The guidelines also reduced and simplified the documentary requirements needed in applying for a permit to sell (PTS) for each subsequent tranche following the initial offering.
These requirements include a signed and notarized SEC Form 12-1-SR and annexes, as applicable; an updated offering supplement/prospectus; and a sworn certificate of no material change for items that remained unchanged from the previously filed and approved offer supplement and/or prospectus.
For each subsequent tranche that will be offered within one year from the initial or last issued tranche, the application for a PTS shall be filed no later than seven calendar days prior to the commencement of the offer or sale of the said securities.
This will apply if the requirement to submit new financial statements under SRC Rule 68 is not triggered or the company does not file new updated financial statements as part of the registration statement. Otherwise, the same application shall be filed no later than 30 calendar days prior to the commencement of the offer or sale of the said securities.
An application for a PTS shall also be filed no later than 30 calendar days prior to the start of the offer or sale of securities for subsequent tranches that will be offered more than a year after the initial or last tranche.

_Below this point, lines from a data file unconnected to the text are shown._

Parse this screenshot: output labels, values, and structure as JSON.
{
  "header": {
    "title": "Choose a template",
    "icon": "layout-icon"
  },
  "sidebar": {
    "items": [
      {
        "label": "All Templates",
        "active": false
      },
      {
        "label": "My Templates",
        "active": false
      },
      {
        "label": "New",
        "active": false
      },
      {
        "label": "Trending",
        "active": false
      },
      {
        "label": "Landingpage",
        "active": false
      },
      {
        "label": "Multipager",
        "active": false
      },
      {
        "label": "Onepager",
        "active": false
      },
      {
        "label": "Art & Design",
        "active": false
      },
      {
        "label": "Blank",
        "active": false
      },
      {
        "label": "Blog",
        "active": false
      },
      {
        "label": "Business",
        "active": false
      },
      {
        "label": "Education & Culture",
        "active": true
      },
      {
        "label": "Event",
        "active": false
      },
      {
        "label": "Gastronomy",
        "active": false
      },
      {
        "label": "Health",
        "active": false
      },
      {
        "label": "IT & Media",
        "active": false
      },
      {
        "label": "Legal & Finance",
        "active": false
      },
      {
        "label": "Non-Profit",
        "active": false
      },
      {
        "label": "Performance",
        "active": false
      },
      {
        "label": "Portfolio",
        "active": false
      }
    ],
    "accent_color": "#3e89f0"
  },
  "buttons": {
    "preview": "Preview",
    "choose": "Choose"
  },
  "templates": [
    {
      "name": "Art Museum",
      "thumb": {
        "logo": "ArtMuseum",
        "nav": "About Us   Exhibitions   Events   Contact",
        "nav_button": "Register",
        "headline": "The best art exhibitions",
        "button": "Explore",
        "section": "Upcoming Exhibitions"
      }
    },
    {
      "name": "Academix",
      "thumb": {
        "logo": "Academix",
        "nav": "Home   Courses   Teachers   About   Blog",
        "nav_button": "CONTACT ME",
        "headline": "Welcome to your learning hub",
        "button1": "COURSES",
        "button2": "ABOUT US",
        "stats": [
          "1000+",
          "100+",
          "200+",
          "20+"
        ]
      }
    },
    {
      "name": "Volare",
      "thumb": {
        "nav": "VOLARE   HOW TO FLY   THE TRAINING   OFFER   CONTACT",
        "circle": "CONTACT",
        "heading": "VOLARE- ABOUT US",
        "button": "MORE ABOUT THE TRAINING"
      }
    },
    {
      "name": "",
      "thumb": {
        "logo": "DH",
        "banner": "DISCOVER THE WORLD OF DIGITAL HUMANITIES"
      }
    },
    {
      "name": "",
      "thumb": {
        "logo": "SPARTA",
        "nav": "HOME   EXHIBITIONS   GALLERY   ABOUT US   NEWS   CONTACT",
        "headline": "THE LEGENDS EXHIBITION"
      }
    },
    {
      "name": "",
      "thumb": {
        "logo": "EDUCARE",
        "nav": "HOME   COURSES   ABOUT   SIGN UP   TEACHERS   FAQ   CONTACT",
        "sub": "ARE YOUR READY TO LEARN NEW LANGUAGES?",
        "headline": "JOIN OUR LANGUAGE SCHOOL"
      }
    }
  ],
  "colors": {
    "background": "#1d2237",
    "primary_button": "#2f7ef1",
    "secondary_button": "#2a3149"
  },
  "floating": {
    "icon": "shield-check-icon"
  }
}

The review period for all applications shall be reckoned from the date of complete submission of the requirements and payment of the corresponding registration fees, which shall be payable per tranche of issuance and proportional to the issued value.
The amendments under MC 12 shall apply to all approved, valid, and subsisting shelf registration statements, and the remaining validity period of such shelf registrations shall be counted from the effectivity date of the initial registration statement.